A mais violenta manifestação contra a austeridade terminou junto ao Parlamento com pelo menos sete detidos por desobediência às autoridades e 48 feridos, dos quais 21 são polícias

Odia 14 de Novembro era de greve geral, convocada pela CGTP, mas não será só por esse motivo que será recordado. Assim que a central sindical deu por terminado o protesto, as bandeiras vermelhas desapareceram do largo em frente à Assembleia da República (AR). Tal como em manifestações anteriores mantiveram-se, naquela zona, os movimentos Plataforma 15 de Outubro (15O), Sem Emprego (MSE), 12 de Março (M12M), Que Se Lixe a Troika, Cidadãos Pela Dignidade. Juntaram-se ainda um grupo de cerca de 50 estivadores, à volta de 300 estudantes do ensino superior e alguns maquinistas da CP. Havia ainda um grupo de cerca de 50 jovens anarquistas e também muitos cidadãos anónimos.

Os manifestantes gritavam palavras de ordem, como "sai da toca, Coelho! Sai da toca!", mas, mais tarde, o primeiro-ministro, Passos Passos Coelho, garantiu não ter ouvido os protestos. À falta de políticos à vista, o alvo do protesto passou a ser o corpo de intervenção que estava na linha da frente da escadaria do Parlamento. Os primeiros objectos a serem arremessados contra a polícia foram garrafas de vidro, mas cedo alguns manifestantes montaram uma autêntica linha de montagem: enquanto uns, agachados, retiravam as pedras da calçada, outros pegavam nestas e arremessavam-nas violentamente contra os escudos da PSP. Nem todos atiraram pedras, e houve até discussões entre manifestantes que apelavam a outros para agirem de forma pacífica, gritando "isso não leva a nada!".

A primeira pedra?

Não é fácil saber quem abriu as hostilidades entre os manifestantes e as forças policiais, mas ao longo de mais de uma hora de arremesso de objectos, sobretudo pedras, tornou-se mais claro quem os atirava.

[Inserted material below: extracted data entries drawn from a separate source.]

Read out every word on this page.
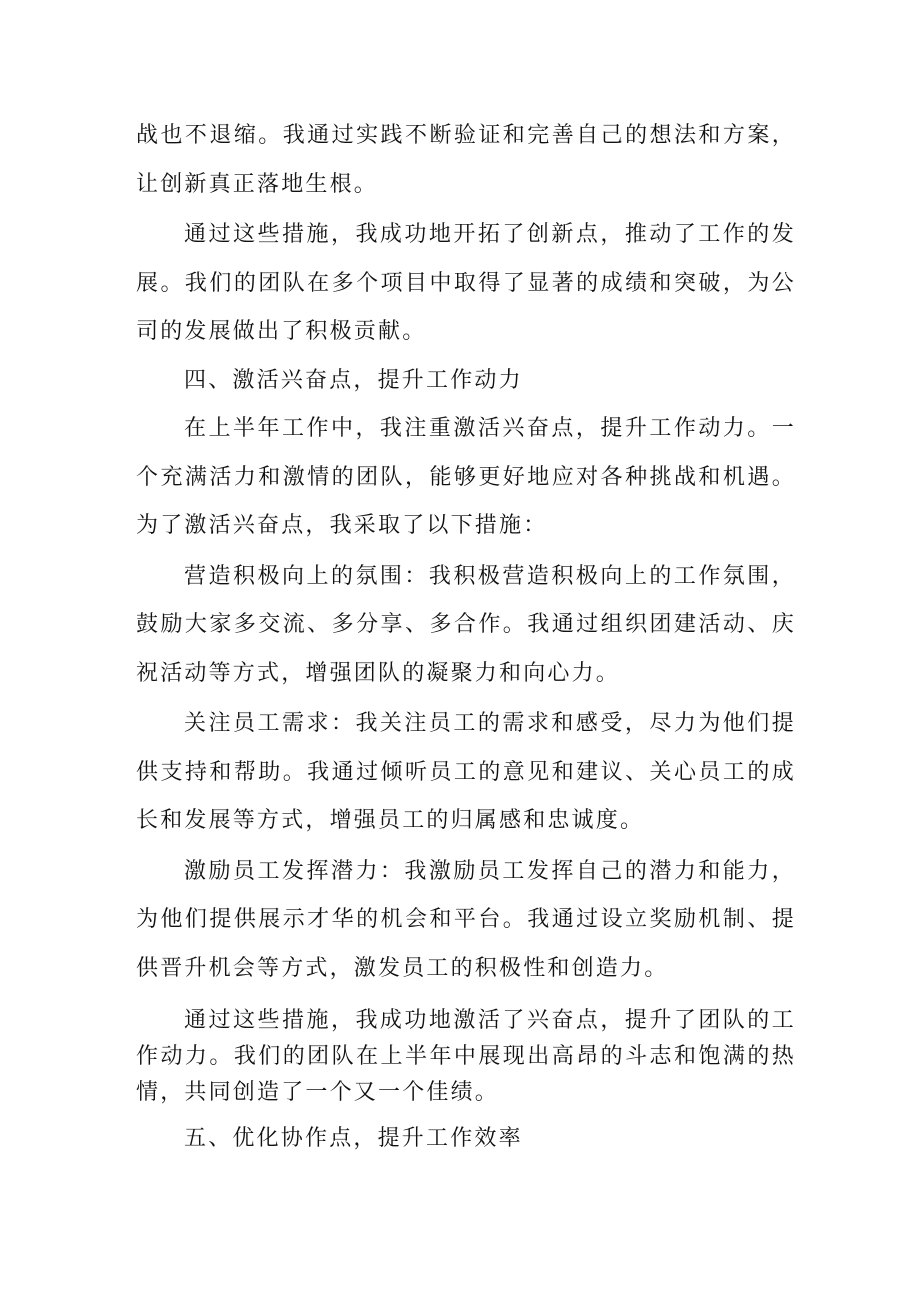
战也不退缩。我通过实践不断验证和完善自己的想法和方案，让创新真正落地生根。

通过这些措施，我成功地开拓了创新点，推动了工作的发展。我们的团队在多个项目中取得了显著的成绩和突破，为公司的发展做出了积极贡献。

四、激活兴奋点，提升工作动力

在上半年工作中，我注重激活兴奋点，提升工作动力。一个充满活力和激情的团队，能够更好地应对各种挑战和机遇。为了激活兴奋点，我采取了以下措施：

营造积极向上的氛围：我积极营造积极向上的工作氛围，鼓励大家多交流、多分享、多合作。我通过组织团建活动、庆祝活动等方式，增强团队的凝聚力和向心力。

关注员工需求：我关注员工的需求和感受，尽力为他们提供支持和帮助。我通过倾听员工的意见和建议、关心员工的成长和发展等方式，增强员工的归属感和忠诚度。

激励员工发挥潜力：我激励员工发挥自己的潜力和能力，为他们提供展示才华的机会和平台。我通过设立奖励机制、提供晋升机会等方式，激发员工的积极性和创造力。

通过这些措施，我成功地激活了兴奋点，提升了团队的工作动力。我们的团队在上半年中展现出高昂的斗志和饱满的热情，共同创造了一个又一个佳绩。

五、优化协作点，提升工作效率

Na manifestação de 15 de Outubro, na qual se registaram actos de violência junto à residência oficial do primeiro-ministro, José Pacheco Pereira disse ao PÚBLICO que estes incidentes estão por norma associados a "grupos radicais trotskistas e anarquistas" que actuam de uma forma organizada. Facto confirmado pelo PÚBLICO com a Unidade Especial de Polícia, que ontem à noite colocou de prevenção quase 300 agentes para fazerem frente a "pequenos grupos violentos" que poderiam "cultivar a violência pela cidade" durante a madrugada.

Ainda que alguns estivessem de cara tapada e outros de mãos nos bolsos, o PÚBLICO pode afirmar que alguns estivadores participaram na investida. Durante o dia, todos vestiram camisolas brancas, mas mais tarde cobriram-nas de forma a não serem identificados. Também sem o rosto descoberto, alguns jovens com símbolos anarquistas participaram de forma activa e ininterrupta na chuva de pedras atiradas contra a polícia.

O que os manifestantes não sabiam era que o protesto estava perto do fim. Nesta altura, cerca de 20 pessoas passaram da manifestação para o topo da escadaria. As roupas à civil deram lugar a coletes da polícia e gorros negros. Fonte policial fez saber ao PÚBLICO que estes eram polícias infiltrados que, decorando as caras dos manifestantes mais violentos enquanto estiveram junto destes, passaram a ter a missão de os deter.

Mais tarde, questionado sobre esta estratégia, o ministro da Administração Interna, Miguel Macedo, negou a existência de polícias infiltrados a incitar à violência e disse-se ofendido com a pergunta. E retratou os que, ontem, causaram distúrbios, como "profissionais da desordem".

O rebentamento de um petardo, mesmo em cima de um escudo da polícia, desencadeou a carga policial, por volta das 18h, que estava já a ser ponderada pelas autoridades, conforme avançou o comissário Jairo Campos. "Não havia outra hipótese perante extrema violência."

Em menos de cinco minutos, os polícias avançaram, sem olhar a meios, para esvaziar o largo em frente à Assembleia. Apanhados desprevenidos, muitos cidadãos tiveram de fugir de um cenário de violência com que não contavam e pelo qual nada fizeram. Entre estes, esteve um homem de 70 anos que foi derrubado e agredido durante cerca de dois minutos por membros da polícia.

Com o largo já deserto, os protestos deslocaram-se para as zonas à volta. Ao longo dos quase 800 metros da Avenida Dom Carlos I, alguns manifestantes bloquearam a estrada com cinco barreiras de contentores do lixo, que estavam cheios por não ter havido recolha na véspera.

"Eu nem sabia do protesto!"

À medida que a Avenida Dom Carlos I era esvaziada, a polícia entrou no largo Vitorino Nemésio, que dá lugar a um jardim. Quando a maior parte dos polícias chegou ao local, percebeu que havia um colega deitado no chão, sem se mexer. Nessa altura, João Pires, um sem-abrigo, que estava sentado num banco, foi surpreendido por "cinco ou seis polícias" que lhe gritaram "foste tu, nós sabemos que foste tu!" e que o agrediram. Mais tarde, João Pires disse ao PÚBLICO que "nem sabia que havia protesto hoje, não tenho nada a ver com isto, eu estava aqui nesta zona a arrumar uns carros para ganhar uns trocos, depois sentei-me para fumar um cigarro, mais nada".